EDITOR'S NOTE: This post was updated at 1:51 p.m. Feb. 9.
In response to my post below (beginning with "In last week's ..."), I received a link to a Jan. 25 Salon article by writer Francis Lam, titled "Restaurant critics stare into the abyss: With Yelp and an infinite number of food blogs, do you care what the professionals have to say?"
It makes for another great read on the subject of critiquing restaurants in a glutted market.
I agree with James Beard Foundation vice president Mitchell Davis, who argues that the "overwhelming amount of information of unknowable origin available online" does make "opinions expressed in traditional reviews written with an adherence to journalistic ethics seem more trustworthy."
In last week's Indy Bites Guide, I offered you this brief rundown of general criteria we use when heading out for food reviews, in hopes that readers will post more of their own restaurant reviews on our Web site.
Yesterday, our copy editor, Kirsten Akens, sent me a Columbia Journalism Review article titled "Everyone Eats ... But that doesn't make you a restaurant critic."
I thought I'd pass it along for those who intend to start dishing opinions, or just for those who'll eat up just about anything on the subject. It goes way more in depth than I previously had the space to and looks back at the history of the modern American review, credited to New York Times critic Craig Claiborne.

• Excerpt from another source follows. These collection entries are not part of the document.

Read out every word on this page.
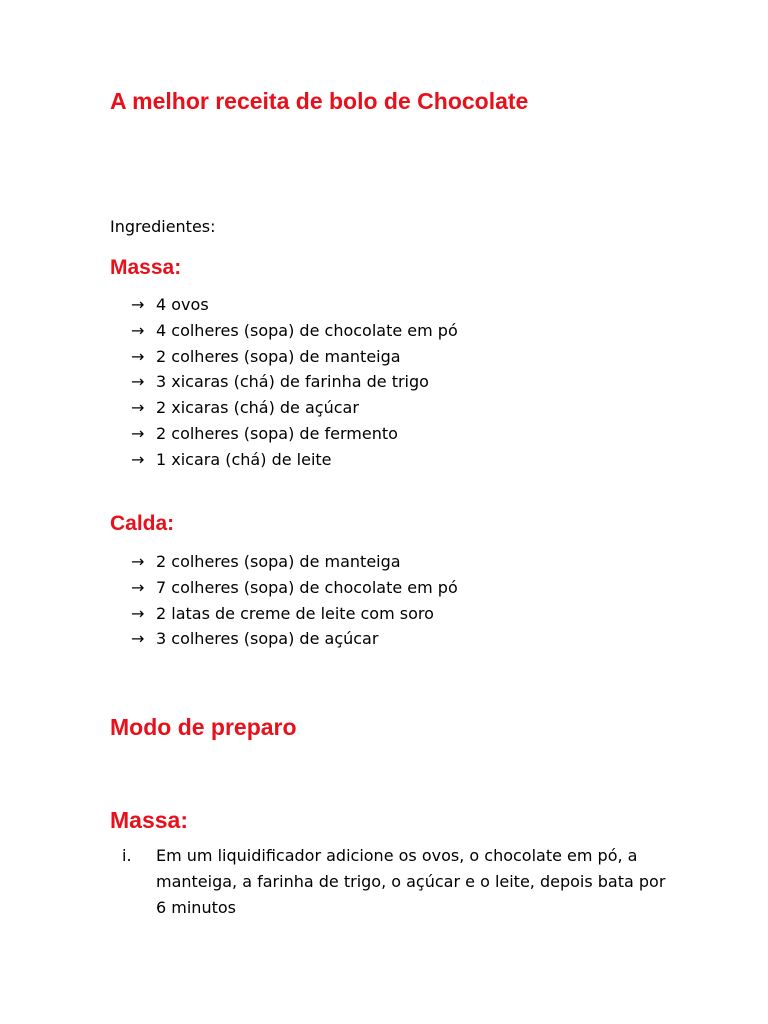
A melhor receita de bolo de Chocolate

Ingredientes:

Massa:
→ 4 ovos
→ 4 colheres (sopa) de chocolate em pó
→ 2 colheres (sopa) de manteiga
→ 3 xicaras (chá) de farinha de trigo
→ 2 xicaras (chá) de açúcar
→ 2 colheres (sopa) de fermento
→ 1 xicara (chá) de leite
Calda:
→ 2 colheres (sopa) de manteiga
→ 7 colheres (sopa) de chocolate em pó
→ 2 latas de creme de leite com soro
→ 3 colheres (sopa) de açúcar
Modo de preparo
Massa:
i. Em um liquidificador adicione os ovos, o chocolate em pó, a manteiga, a farinha de trigo, o açúcar e o leite, depois bata por 6 minutos
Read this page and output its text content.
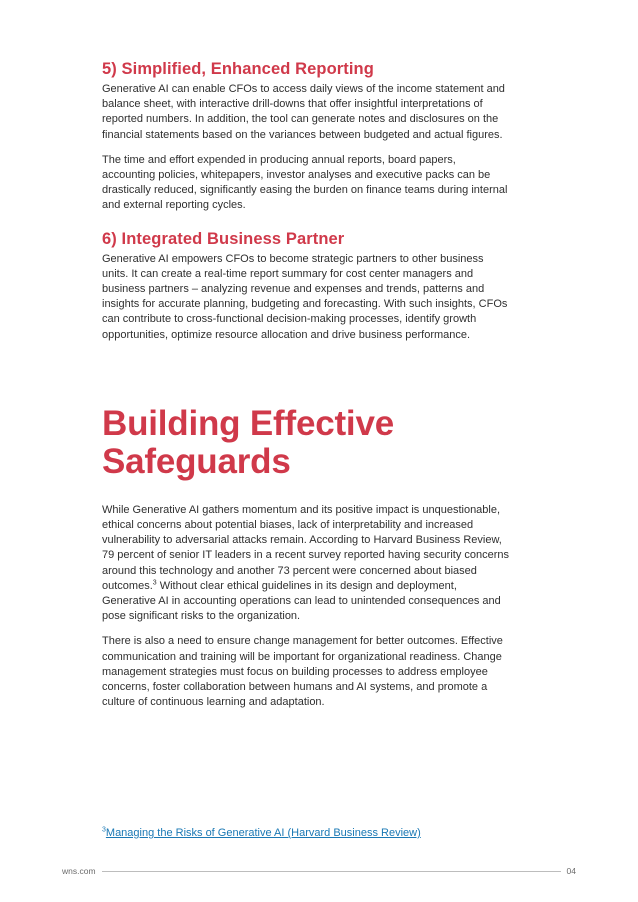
5) Simplified, Enhanced Reporting

Generative AI can enable CFOs to access daily views of the income statement and balance sheet, with interactive drill-downs that offer insightful interpretations of reported numbers. In addition, the tool can generate notes and disclosures on the financial statements based on the variances between budgeted and actual figures.

The time and effort expended in producing annual reports, board papers, accounting policies, whitepapers, investor analyses and executive packs can be drastically reduced, significantly easing the burden on finance teams during internal and external reporting cycles.

6) Integrated Business Partner

Generative AI empowers CFOs to become strategic partners to other business units. It can create a real-time report summary for cost center managers and business partners – analyzing revenue and expenses and trends, patterns and insights for accurate planning, budgeting and forecasting. With such insights, CFOs can contribute to cross-functional decision-making processes, identify growth opportunities, optimize resource allocation and drive business performance.

Building Effective
Safeguards

While Generative AI gathers momentum and its positive impact is unquestionable, ethical concerns about potential biases, lack of interpretability and increased vulnerability to adversarial attacks remain. According to Harvard Business Review, 79 percent of senior IT leaders in a recent survey reported having security concerns around this technology and another 73 percent were concerned about biased outcomes.$^3$ Without clear ethical guidelines in its design and deployment, Generative AI in accounting operations can lead to unintended consequences and pose significant risks to the organization.

There is also a need to ensure change management for better outcomes. Effective communication and training will be important for organizational readiness. Change management strategies must focus on building processes to address employee concerns, foster collaboration between humans and AI systems, and promote a culture of continuous learning and adaptation.

$^3$Managing the Risks of Generative AI (Harvard Business Review)
wns.com	04
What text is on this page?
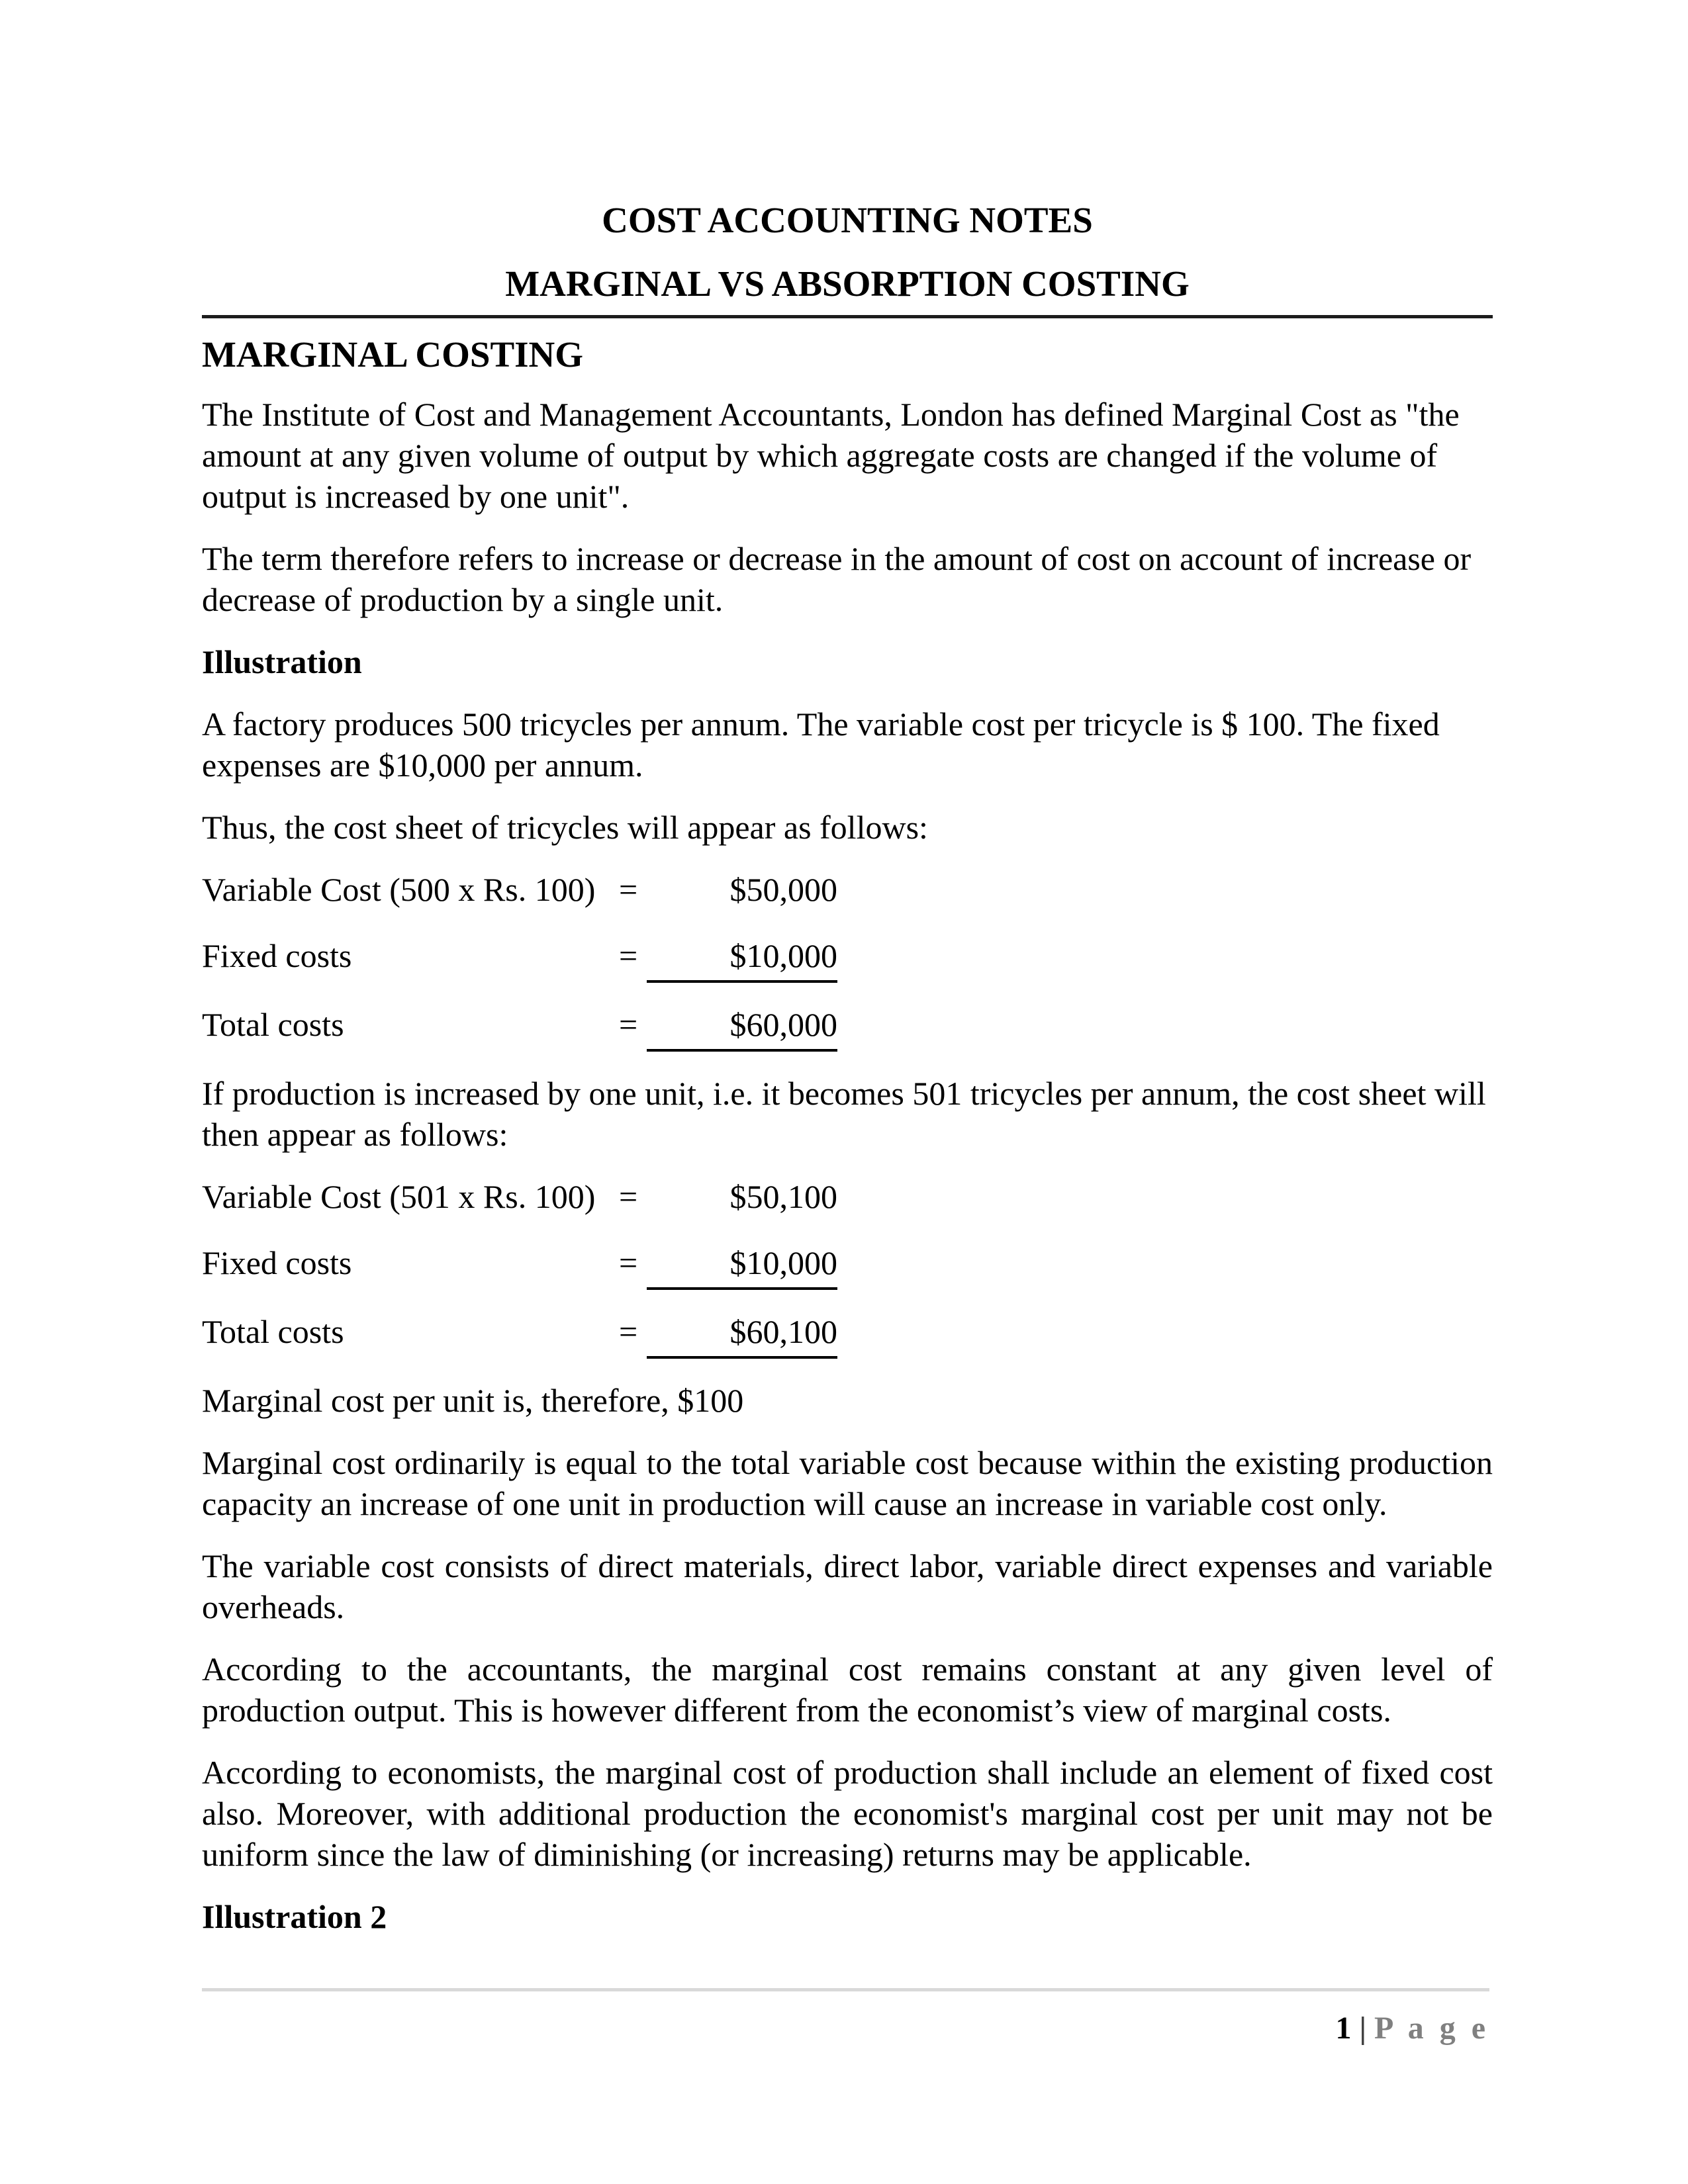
COST ACCOUNTING NOTES
MARGINAL VS ABSORPTION COSTING
MARGINAL COSTING

The Institute of Cost and Management Accountants, London has defined Marginal Cost as "the amount at any given volume of output by which aggregate costs are changed if the volume of output is increased by one unit".

The term therefore refers to increase or decrease in the amount of cost on account of increase or decrease of production by a single unit.

Illustration

A factory produces 500 tricycles per annum. The variable cost per tricycle is $ 100. The fixed expenses are $10,000 per annum.

Thus, the cost sheet of tricycles will appear as follows:

Variable Cost (500 x Rs. 100) =	$50,000
Fixed costs	=	$10,000
Total costs	=	$60,000

If production is increased by one unit, i.e. it becomes 501 tricycles per annum, the cost sheet will then appear as follows:

Variable Cost (501 x Rs. 100) =	$50,100
Fixed costs	=	$10,000
Total costs	=	$60,100

Marginal cost per unit is, therefore, $100

Marginal cost ordinarily is equal to the total variable cost because within the existing production capacity an increase of one unit in production will cause an increase in variable cost only.

The variable cost consists of direct materials, direct labor, variable direct expenses and variable overheads.

According to the accountants, the marginal cost remains constant at any given level of production output. This is however different from the economist’s view of marginal costs.

According to economists, the marginal cost of production shall include an element of fixed cost also. Moreover, with additional production the economist's marginal cost per unit may not be uniform since the law of diminishing (or increasing) returns may be applicable.

Illustration 2
1 | P a g e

There were several passages by author Robert Sietsema that I found myself wanting to highlight (thankfully, I've kicked my expensive habit of drawing on my computer monitor), but if you read nothing else, I recommend skipping to the bottom for Sietsema's artful conclusion:
More than ever, diners could use a reliable critical guide. But where once there were a few dependable voices who reviewed restaurants based on a common set of professional standards and strategies, there is now a digital free-for-all. As with many things on the Web, this profusion of voices is often touted as a wondrous blow for democracy, a long-overdue rising up of the masses against the elitist overlords of the culinary realm. Thus the runaway popularity of sites like Chowhound and Yelp, which publishes city-specific reviews by anyone who cares to weigh in on everything from restaurants to churches, and whose motto is “Real People. Real Reviews.” I’m all for everyone having his or her say, but when it comes to cultural criticism there is a strong case to be made for professionalism and expertise. As the eminent film critic Richard Schickel wrote in 2007, in response to a New York Times article on the decline of professional book-reviewing and the rise of review-bloggers: “Criticism—and its humble cousin, reviewing—is not a democratic activity. It is, or should be, an elite enterprise, ideally undertaken by individuals who bring something to the party beyond their hasty, instinctive opinions . . . . It is work that requires disciplined taste, historical and theoretical knowledge and a fairly deep sense of the author’s (or filmmaker’s or painter’s) entire body of work, among other qualities.”
Craig Claiborne, and those who followed him, lifted the restaurant review out of the realm of marketing and made it a public service—a job defined by professional standards and expertise. Today, despite whatever benefits come with the every-man-a-critic ethos, we are in danger of losing that public service.
Other key aspects missing from my cursory critic's criteria rundown: the issues of anonymity, freebies and general conflict of interest, all of which are covered in Sietsema's piece.